欧州委員会は11日、三井物産によるベルギーの農薬販売会社ベルチム・クロップ・プロテクションの買収計画を条件付きで承認した。当初は買収を認めた場合、作物保護製品の分野で寡占化が進んで価格上昇を招く恐れがあるとの見方を示していたが、三井物産が欧州委に提示した顧客との販売契約を第三者に譲渡するなどの対応策を実行することを条件に、買収計画を承認した。

三井物産は欧州販売子会社のセルティス・ヨーロッパ(オランダ)を通じ、微生物を利用した生物農薬などを販売している。同社は2019年12月、欧州農薬事業統括会社であるミツイ・アグリサイエンス・インターナショナル(MASI)を通じ、ベルチムの株式62%を取得すると発表した。

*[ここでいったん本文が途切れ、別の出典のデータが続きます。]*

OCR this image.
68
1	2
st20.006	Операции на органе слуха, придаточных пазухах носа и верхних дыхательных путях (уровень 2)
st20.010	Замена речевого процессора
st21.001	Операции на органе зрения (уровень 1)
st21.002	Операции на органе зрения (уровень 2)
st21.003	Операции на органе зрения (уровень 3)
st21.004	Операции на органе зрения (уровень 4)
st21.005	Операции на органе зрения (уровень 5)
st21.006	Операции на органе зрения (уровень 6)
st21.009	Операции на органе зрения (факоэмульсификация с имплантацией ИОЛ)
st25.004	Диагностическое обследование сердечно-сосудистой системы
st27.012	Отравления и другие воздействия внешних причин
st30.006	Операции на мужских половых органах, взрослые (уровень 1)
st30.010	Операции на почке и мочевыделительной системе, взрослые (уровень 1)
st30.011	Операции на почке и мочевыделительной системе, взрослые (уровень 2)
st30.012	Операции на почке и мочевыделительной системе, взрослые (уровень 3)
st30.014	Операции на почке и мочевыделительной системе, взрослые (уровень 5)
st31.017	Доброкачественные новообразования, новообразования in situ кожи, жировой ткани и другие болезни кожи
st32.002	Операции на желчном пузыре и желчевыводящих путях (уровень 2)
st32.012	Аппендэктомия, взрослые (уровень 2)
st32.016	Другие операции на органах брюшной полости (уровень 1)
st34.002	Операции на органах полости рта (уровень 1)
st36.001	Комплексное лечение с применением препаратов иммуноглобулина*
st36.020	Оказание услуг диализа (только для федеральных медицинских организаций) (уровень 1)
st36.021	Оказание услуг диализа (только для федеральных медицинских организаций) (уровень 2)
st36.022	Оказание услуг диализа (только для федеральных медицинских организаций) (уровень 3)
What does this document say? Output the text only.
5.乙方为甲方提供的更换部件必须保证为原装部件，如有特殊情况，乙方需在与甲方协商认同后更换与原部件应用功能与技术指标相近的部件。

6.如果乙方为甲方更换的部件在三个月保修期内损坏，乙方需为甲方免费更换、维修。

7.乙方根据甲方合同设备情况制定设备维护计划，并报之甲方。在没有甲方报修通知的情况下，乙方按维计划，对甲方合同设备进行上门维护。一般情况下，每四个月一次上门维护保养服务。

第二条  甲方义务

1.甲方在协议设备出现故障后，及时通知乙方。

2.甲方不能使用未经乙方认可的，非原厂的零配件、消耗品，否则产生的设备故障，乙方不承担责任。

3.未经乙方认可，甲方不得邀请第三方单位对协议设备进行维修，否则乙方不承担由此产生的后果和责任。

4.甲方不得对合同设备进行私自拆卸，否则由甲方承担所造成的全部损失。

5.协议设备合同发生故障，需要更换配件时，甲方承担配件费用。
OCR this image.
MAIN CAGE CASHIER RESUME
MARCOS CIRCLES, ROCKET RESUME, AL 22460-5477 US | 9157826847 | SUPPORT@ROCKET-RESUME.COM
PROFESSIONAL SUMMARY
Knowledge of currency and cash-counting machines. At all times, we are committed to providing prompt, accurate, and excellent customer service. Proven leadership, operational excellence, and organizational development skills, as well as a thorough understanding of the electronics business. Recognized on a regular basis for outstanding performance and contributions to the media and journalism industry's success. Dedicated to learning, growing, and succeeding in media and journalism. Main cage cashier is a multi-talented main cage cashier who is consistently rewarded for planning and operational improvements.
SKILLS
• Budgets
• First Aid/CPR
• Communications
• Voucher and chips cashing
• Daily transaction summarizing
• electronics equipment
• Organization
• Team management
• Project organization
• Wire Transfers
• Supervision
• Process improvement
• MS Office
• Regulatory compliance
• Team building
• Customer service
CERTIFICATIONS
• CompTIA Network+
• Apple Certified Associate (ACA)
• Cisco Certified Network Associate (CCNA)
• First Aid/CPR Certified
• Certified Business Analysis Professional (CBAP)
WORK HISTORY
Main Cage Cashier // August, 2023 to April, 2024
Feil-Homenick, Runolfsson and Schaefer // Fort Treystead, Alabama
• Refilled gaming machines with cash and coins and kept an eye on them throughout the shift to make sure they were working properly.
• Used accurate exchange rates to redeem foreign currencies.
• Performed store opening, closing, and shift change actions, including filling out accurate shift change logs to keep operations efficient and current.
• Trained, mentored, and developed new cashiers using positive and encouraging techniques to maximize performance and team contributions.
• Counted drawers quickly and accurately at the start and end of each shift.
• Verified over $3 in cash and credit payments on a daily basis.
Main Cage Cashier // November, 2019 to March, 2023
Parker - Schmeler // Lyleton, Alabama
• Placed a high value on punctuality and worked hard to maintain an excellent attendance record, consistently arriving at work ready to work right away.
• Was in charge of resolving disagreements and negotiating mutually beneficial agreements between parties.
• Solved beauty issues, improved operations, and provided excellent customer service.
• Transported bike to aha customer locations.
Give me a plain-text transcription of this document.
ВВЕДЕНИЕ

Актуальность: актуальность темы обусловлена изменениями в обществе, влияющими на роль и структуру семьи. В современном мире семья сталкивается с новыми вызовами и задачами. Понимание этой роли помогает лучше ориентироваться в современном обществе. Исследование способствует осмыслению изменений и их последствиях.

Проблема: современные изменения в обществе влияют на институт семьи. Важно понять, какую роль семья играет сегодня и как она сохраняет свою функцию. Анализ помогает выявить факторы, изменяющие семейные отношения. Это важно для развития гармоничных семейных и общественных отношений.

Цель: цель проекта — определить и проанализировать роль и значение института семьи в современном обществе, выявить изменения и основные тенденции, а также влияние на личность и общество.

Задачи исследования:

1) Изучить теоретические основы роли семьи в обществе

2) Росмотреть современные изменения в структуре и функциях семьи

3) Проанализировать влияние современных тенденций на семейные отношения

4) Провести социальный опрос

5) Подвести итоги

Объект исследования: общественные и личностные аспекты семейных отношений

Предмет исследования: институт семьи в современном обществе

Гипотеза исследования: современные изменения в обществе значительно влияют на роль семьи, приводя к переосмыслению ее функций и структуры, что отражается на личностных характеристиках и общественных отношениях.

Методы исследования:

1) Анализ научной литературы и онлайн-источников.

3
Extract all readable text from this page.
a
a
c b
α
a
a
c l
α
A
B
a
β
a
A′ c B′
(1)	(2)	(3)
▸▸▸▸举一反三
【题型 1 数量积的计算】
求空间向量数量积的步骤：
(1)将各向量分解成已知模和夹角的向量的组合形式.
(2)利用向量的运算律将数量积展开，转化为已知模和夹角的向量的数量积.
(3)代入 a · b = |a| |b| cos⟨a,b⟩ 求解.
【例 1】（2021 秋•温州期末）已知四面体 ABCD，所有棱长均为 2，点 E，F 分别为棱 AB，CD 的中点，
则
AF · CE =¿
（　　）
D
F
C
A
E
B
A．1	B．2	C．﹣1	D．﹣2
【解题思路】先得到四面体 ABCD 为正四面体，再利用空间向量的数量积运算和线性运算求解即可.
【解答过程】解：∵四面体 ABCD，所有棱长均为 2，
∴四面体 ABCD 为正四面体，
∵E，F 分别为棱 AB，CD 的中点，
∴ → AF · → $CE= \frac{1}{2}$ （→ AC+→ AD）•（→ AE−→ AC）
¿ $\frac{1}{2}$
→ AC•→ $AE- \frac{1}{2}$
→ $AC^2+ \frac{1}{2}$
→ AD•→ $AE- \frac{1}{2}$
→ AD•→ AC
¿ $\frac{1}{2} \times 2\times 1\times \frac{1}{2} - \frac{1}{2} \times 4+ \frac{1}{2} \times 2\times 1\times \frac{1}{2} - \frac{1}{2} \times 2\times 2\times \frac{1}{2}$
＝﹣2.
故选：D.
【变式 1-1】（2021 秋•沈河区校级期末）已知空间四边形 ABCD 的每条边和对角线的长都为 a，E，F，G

欧州委は初期段階の調査から、両社の取引を認めた場合、貯蔵されたジャガイモの発芽を抑制するための植物成長調整剤(PGR)や、種イモや花球根のウイルスの拡散を防ぐために使用されるパラフィン油の販売で寡占化が進み、価格上昇を招く恐れがあるとの懸念を表明。三井物産はこれを受け、ドイツとポーランド、北欧向けのジャガイモ用PGRの販売契約と顧客管理を第三者に譲渡するほか、オランダ市場でベルチムが結んだパラフィン油の販売契約を第三者に譲渡することを欧州委に提案した。

欧州委はこれらの措置により競争上の懸念は解消されると判断。提案した是正策を確実に実行することを条件に、買収計画を承認した。